CMV-, EBV- and ADV-specific T cell immunity: screening and monitoring of potential third-party donors to improve post-transplantation outcome.

Adoptive immunotherapy with virus-specific T lymphocytes can efficiently reconstitute antiviral immunity against cytomegalovirus (CMV), Epstein-Barr virus (EBV), and adenovirus (ADV) without causing acute toxicity or increasing the risk of graft-versus-host disease.

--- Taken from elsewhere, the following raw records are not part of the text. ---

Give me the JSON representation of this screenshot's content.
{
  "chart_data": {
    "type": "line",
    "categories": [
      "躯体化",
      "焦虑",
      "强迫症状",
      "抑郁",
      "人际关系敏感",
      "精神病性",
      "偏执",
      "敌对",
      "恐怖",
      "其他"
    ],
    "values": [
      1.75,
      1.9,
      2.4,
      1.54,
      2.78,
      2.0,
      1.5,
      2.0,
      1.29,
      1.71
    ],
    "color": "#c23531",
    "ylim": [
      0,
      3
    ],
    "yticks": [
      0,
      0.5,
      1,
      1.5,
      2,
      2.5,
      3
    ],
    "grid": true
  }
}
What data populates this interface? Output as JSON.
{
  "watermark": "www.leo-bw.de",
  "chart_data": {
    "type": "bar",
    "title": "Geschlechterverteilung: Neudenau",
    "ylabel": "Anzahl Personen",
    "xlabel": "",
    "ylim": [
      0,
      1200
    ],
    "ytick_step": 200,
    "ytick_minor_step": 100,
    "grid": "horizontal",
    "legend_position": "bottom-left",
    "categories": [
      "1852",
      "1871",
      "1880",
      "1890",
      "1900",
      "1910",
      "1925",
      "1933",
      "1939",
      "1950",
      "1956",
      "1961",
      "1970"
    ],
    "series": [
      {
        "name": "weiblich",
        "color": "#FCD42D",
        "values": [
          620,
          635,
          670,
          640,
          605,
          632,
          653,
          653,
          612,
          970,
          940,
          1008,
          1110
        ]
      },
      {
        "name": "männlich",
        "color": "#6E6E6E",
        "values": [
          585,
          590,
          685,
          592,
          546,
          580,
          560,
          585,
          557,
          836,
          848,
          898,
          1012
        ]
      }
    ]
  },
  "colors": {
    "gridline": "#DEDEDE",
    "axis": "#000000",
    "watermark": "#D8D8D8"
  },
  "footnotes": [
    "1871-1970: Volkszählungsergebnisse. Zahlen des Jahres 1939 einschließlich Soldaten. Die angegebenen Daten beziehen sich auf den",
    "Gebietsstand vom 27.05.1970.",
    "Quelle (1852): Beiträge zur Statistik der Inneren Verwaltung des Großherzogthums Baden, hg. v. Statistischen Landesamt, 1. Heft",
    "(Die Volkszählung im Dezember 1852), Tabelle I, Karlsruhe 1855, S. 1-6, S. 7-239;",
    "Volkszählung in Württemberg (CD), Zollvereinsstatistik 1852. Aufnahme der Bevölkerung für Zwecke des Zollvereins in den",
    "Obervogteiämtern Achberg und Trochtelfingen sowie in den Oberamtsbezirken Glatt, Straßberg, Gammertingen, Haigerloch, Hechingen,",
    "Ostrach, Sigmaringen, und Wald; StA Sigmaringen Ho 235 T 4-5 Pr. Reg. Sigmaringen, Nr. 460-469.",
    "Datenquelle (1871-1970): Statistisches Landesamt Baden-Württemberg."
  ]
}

To gain insight into antiviral T cell repertoires and to identify the most efficient antigens for immunotherapy, the frequencies of CMV-, EBV- and ADV-specific T cells in 204 HLA-typed healthy donors were assessed using viral peptides and peptide pools. Confirmatory testing for CMV serology by Western blot technique revealed 19 of 143 (13%) false-positive results. We observed highly significant individual and overall differences in T cell frequencies against CMV, EBV, and ADV antigens, whereas antigen-specific T cells were detected in 100% of CMV- seropositive donors, 73% of EBV- seropositive donors, and 73% of ADV-seropositive donors. At least 124 (61%) potential T cell donors were identified for each virus. Among the tested antigens, frequencies for CMVpp65 and EBVBZLF1 peptide pools were highest. Short-term in vitro peptide stimulation revealed that a donor response to a certain ADV- and EBV-derived peptide may not be determined without prior stimulation. A modified granzyme B ELISpot was used to detect T cell specificity and alloreactivity. Treatment with allogeneic virus-specific cytotoxic T lymphocytes from seropositive third-party donors may be a feasible therapeutic option for infections following cord-blood stem cell transplantation or hematopoietic stem cell transplantation from virus-seronegative donors.